Deus da Noite, lança um feitiço que provoque consternação ao inimigo e lhe
impregne os pensamentos! Um feitiço que provoque a destruição total! Espírito
das Sepulturas, lembra-te! Dele é o tempo das trevas! O homem-burro levava um
livro numa mão e aspergia água com a outra. Um dos vultos temíveis saiu das
sombras. O fumo dissipou-se. Ela tinha a cara pintada de branco e sorria como
uma louca. Continuava a girar. Continuava a sair das sombras e a dirigir-se
para o círculo de luz. De repente, ficou emoldurada por um arco. A luz das
tochas iluminou-lhe a cara. Fiquei espantada. A minha boca abriu-se para dar um
grito que me chegou à garganta e ali ficou a tremer, mas não saiu nenhum som. A
bruxa com a cara pintada de branco... Era a minha mãe.
Ninguém
sabia o que eu tinha visto, porque Tom e Dick haviam dito à minha mãe que eu
estava na retrete quando ela perguntou por mim. Pouco depois, no dia 2 de
Novembro, a minha mãe agarrou-se à barriga, soltou um grito de dor e por pouco
não caiu. A minha avó correu para ela. Anda, Bel..., disse a minha avó. Levou-a
para o outro lado da cortina de seda branca que dividia a sala. Oh, que
desgraça a minha!, soluçou a minha mãe atrás da cortina. Que desgraça, que
desgraça! Um catre em cima da palha em vez do meu lindo quarto na Torre para
dar à luz o meu filho... Como é possível? Como, mãe? Cala-te, filha. Se Eduardo
vencer a batalha, não tardarás a voltar para a Torre. A culpa é..., dos...
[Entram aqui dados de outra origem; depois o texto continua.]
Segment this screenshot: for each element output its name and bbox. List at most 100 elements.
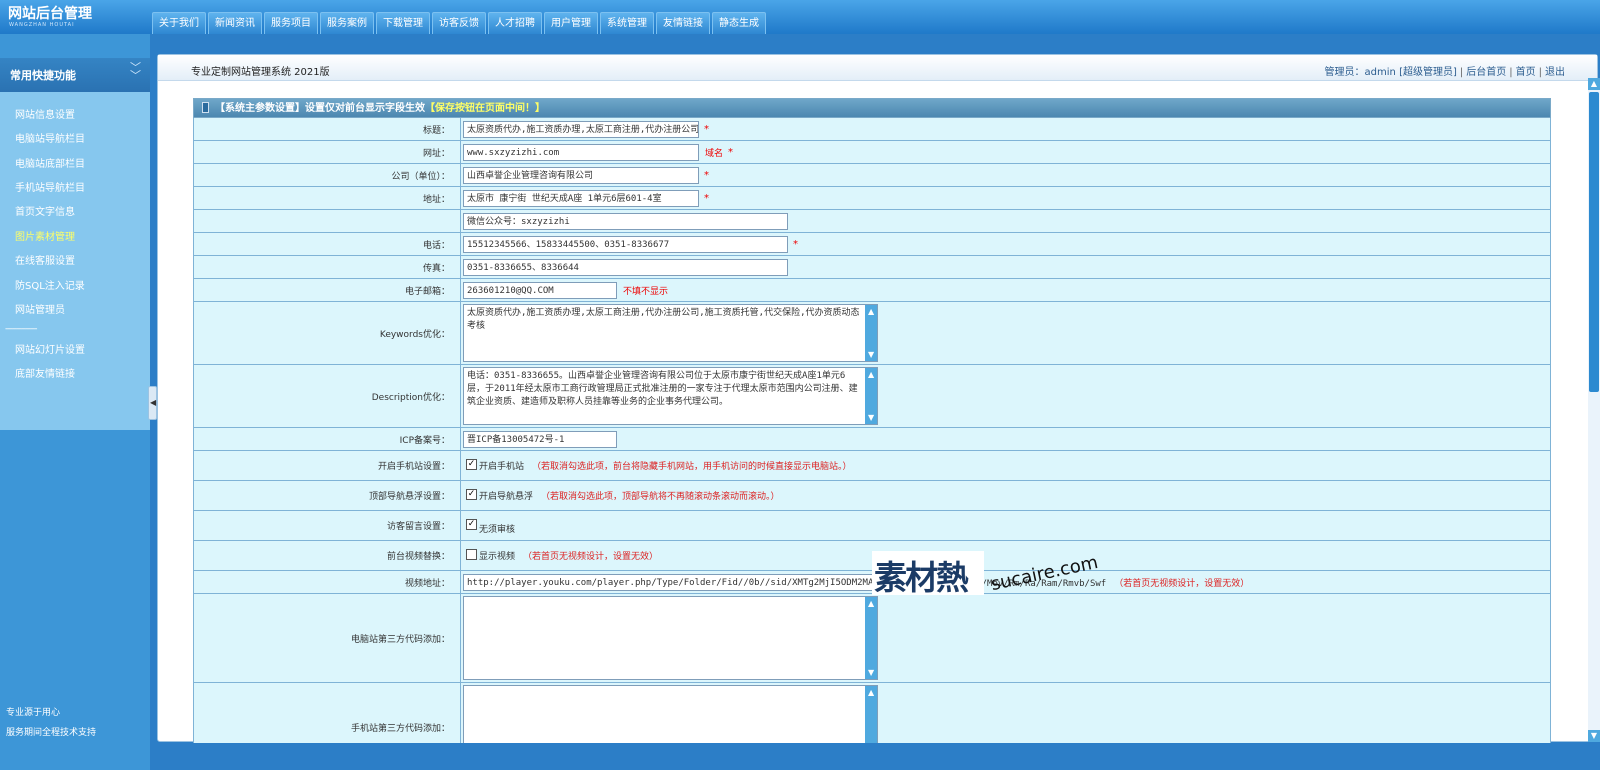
guestbook-checkbox[interactable]: ✓ <box>466 519 477 530</box>
sidebar-menu: 网站信息设置 电脑站导航栏目 电脑站底部栏目 手机站导航栏目 首页文字信息 图片… <box>0 92 150 430</box>
scroll-up-icon[interactable]: ▲ <box>1588 78 1600 90</box>
row-keywords: Keywords优化： 太原资质代办,施工资质办理,太原工商注册,代办注册公司,… <box>194 302 1550 365</box>
system-title: 专业定制网站管理系统 2021版 <box>191 67 330 78</box>
description-textarea[interactable]: 电话：0351-8336655。山西卓誉企业管理咨询有限公司位于太原市康宁街世纪… <box>464 368 865 424</box>
url-hint: 域名 <box>705 148 724 159</box>
scroll-down-icon[interactable]: ▼ <box>868 413 874 422</box>
required-mark: * <box>793 238 798 250</box>
sidebar-header[interactable]: 常用快捷功能 ﹀ ﹀ <box>0 58 150 92</box>
watermark-en: sucaire.com <box>989 551 1100 596</box>
mobile-code-textarea[interactable] <box>464 686 865 743</box>
video-url-hint: （若首页无视频设计，设置无效） <box>1114 578 1250 589</box>
address-input[interactable]: 太原市 康宁街 世纪天成A座 1单元6层601-4室 <box>463 189 699 207</box>
page-scrollbar[interactable]: ▲ ▼ <box>1588 78 1600 742</box>
video-url-input[interactable]: http://player.youku.com/player.php/Type/… <box>463 573 873 591</box>
sidebar-item-pc-nav[interactable]: 电脑站导航栏目 <box>15 130 85 145</box>
row-mobile-site: 开启手机站设置： ✓ 开启手机站 （若取消勾选此项，前台将隐藏手机网站，用手机访… <box>194 451 1550 481</box>
link-admin-home[interactable]: 后台首页 <box>1466 67 1506 78</box>
sidebar-item-images[interactable]: 图片素材管理 <box>15 228 75 243</box>
sidebar-item-online-service[interactable]: 在线客服设置 <box>15 252 75 267</box>
nav-system[interactable]: 系统管理 <box>600 12 654 34</box>
scrollbar-thumb[interactable] <box>1589 92 1599 392</box>
required-mark: * <box>704 169 709 181</box>
email-input[interactable]: 263601210@QQ.COM <box>463 281 617 299</box>
fax-input[interactable]: 0351-8336655、8336644 <box>463 258 788 276</box>
label-email: 电子邮箱： <box>194 279 461 301</box>
label-video-url: 视频地址： <box>194 571 461 593</box>
row-email: 电子邮箱： 263601210@QQ.COM 不填不显示 <box>194 279 1550 302</box>
scroll-up-icon[interactable]: ▲ <box>868 307 874 316</box>
scroll-down-icon[interactable]: ▼ <box>1588 730 1600 742</box>
mobile-site-hint: （若取消勾选此项，前台将隐藏手机网站，用手机访问的时候直接显示电脑站。） <box>532 462 852 472</box>
url-input[interactable]: www.sxzyzizhi.com <box>463 143 699 161</box>
float-nav-hint: （若取消勾选此项，顶部导航将不再随滚动条滚动而滚动。） <box>541 492 780 502</box>
main-panel: 专业定制网站管理系统 2021版 管理员：admin [超级管理员] | 后台首页 |… <box>157 54 1598 743</box>
settings-form: 【系统主参数设置】设置仅对前台显示字段生效【保存按钮在页面中间！】 标题： 太原… <box>193 98 1551 743</box>
nav-cases[interactable]: 服务案例 <box>320 12 374 34</box>
admin-name: admin <box>1364 67 1396 78</box>
caret-left-icon: ◀ <box>150 398 157 407</box>
textarea-scrollbar[interactable]: ▲ ▼ <box>865 597 877 679</box>
pc-code-textarea[interactable] <box>464 597 865 679</box>
nav-links[interactable]: 友情链接 <box>656 12 710 34</box>
nav-users[interactable]: 用户管理 <box>544 12 598 34</box>
nav-news[interactable]: 新闻资讯 <box>208 12 262 34</box>
link-home[interactable]: 首页 <box>1516 67 1536 78</box>
row-mobile-code: 手机站第三方代码添加： ▲ <box>194 683 1550 743</box>
scroll-down-icon[interactable]: ▼ <box>868 350 874 359</box>
title-input[interactable]: 太原资质代办,施工资质办理,太原工商注册,代办注册公司 <box>463 120 699 138</box>
label-wechat <box>194 210 461 232</box>
textarea-scrollbar[interactable]: ▲ ▼ <box>865 368 877 424</box>
company-input[interactable]: 山西卓誉企业管理咨询有限公司 <box>463 166 699 184</box>
icp-input[interactable]: 晋ICP备13005472号-1 <box>463 430 617 448</box>
double-chevron-down-icon[interactable]: ﹀ ﹀ <box>130 62 141 81</box>
link-logout[interactable]: 退出 <box>1545 67 1565 78</box>
sidebar-item-site-info[interactable]: 网站信息设置 <box>15 106 75 121</box>
nav-about[interactable]: 关于我们 <box>152 12 206 34</box>
sidebar-title: 常用快捷功能 <box>10 69 76 82</box>
sidebar-item-footer-links[interactable]: 底部友情链接 <box>15 365 75 380</box>
logo-subtitle: WANGZHAN HOUTAI <box>9 22 75 28</box>
label-address: 地址： <box>194 187 461 209</box>
label-keywords: Keywords优化： <box>194 302 461 364</box>
label-guestbook: 访客留言设置： <box>194 511 461 540</box>
logo: 网站后台管理 WANGZHAN HOUTAI <box>0 0 150 34</box>
scroll-up-icon[interactable]: ▲ <box>868 370 874 379</box>
scroll-down-icon[interactable]: ▼ <box>868 668 874 677</box>
guestbook-check-label: 无须审核 <box>479 525 516 535</box>
float-nav-check-label: 开启导航悬浮 <box>479 492 534 502</box>
sidebar-collapse-toggle[interactable]: ◀ <box>148 386 157 420</box>
video-swap-checkbox[interactable] <box>466 549 477 560</box>
textarea-scrollbar[interactable]: ▲ <box>865 686 877 743</box>
keywords-textarea[interactable]: 太原资质代办,施工资质办理,太原工商注册,代办注册公司,施工资质托管,代交保险,… <box>464 305 865 361</box>
label-company: 公司（单位）： <box>194 164 461 186</box>
sidebar-item-mobile-nav[interactable]: 手机站导航栏目 <box>15 179 85 194</box>
sidebar-item-pc-footer[interactable]: 电脑站底部栏目 <box>15 155 85 170</box>
textarea-scrollbar[interactable]: ▲ ▼ <box>865 305 877 361</box>
watermark-cn: 素材熱 <box>874 558 969 597</box>
required-mark: * <box>704 123 709 135</box>
sidebar-separator: -------------- <box>5 324 37 334</box>
nav-downloads[interactable]: 下载管理 <box>376 12 430 34</box>
nav-jobs[interactable]: 人才招聘 <box>488 12 542 34</box>
float-nav-checkbox[interactable]: ✓ <box>466 489 477 500</box>
label-title: 标题： <box>194 118 461 140</box>
phone-input[interactable]: 15512345566、15833445500、0351-8336677 <box>463 235 788 253</box>
admin-info: 管理员：admin [超级管理员] | 后台首页 | 首页 | 退出 <box>1324 67 1565 78</box>
mobile-site-checkbox[interactable]: ✓ <box>466 459 477 470</box>
scroll-up-icon[interactable]: ▲ <box>868 688 874 697</box>
sidebar-item-slides[interactable]: 网站幻灯片设置 <box>15 341 85 356</box>
sidebar-item-sql-log[interactable]: 防SQL注入记录 <box>15 277 85 292</box>
sidebar-item-home-text[interactable]: 首页文字信息 <box>15 203 75 218</box>
nav-services[interactable]: 服务项目 <box>264 12 318 34</box>
sidebar-item-admins[interactable]: 网站管理员 <box>15 301 65 316</box>
nav-feedback[interactable]: 访客反馈 <box>432 12 486 34</box>
label-url: 网址： <box>194 141 461 163</box>
wechat-input[interactable]: 微信公众号：sxzyzizhi <box>463 212 788 230</box>
panel-header: 专业定制网站管理系统 2021版 管理员：admin [超级管理员] | 后台首页 |… <box>158 55 1597 81</box>
document-icon <box>202 102 209 113</box>
mobile-site-check-label: 开启手机站 <box>479 462 525 472</box>
label-float-nav: 顶部导航悬浮设置： <box>194 481 461 510</box>
nav-static[interactable]: 静态生成 <box>712 12 766 34</box>
main-nav: 关于我们 新闻资讯 服务项目 服务案例 下载管理 访客反馈 人才招聘 用户管理 … <box>152 12 768 34</box>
Neville, disse a minha mãe a arquejar. - Não me esquecerei. Não, não nos
esqueceremos.
Se
o irmão do Warwick..., não tivesse voltado..., para junto dele, nada disto
teria acontecido... Eduardo ainda..., seria rei. Eu sei, filha. Eu sei. Maldito
seja aquele animal..., aquele urso, o Warwick… O Fazedor de Reis, como ele
chama..., a si próprio. Quando eu voltar para a Torre…, e for rainha outra vez,
o Warwick será... quem dera que ele morresse! - Chiu!, disse a minha avó. Assim
será. Não foi isso que o frade nos garantiu? Agora concentra-te em dar à luz
essa criança. E faz com que seja um filho». In Sandra Worth, A Favorita do
Rei, A Primeira rainha Tudor, 2008, tradução de Maria F. Duarte, Planeta
Manuscrito, Lisboa, 2011, ISBN 978-989-657-165-8.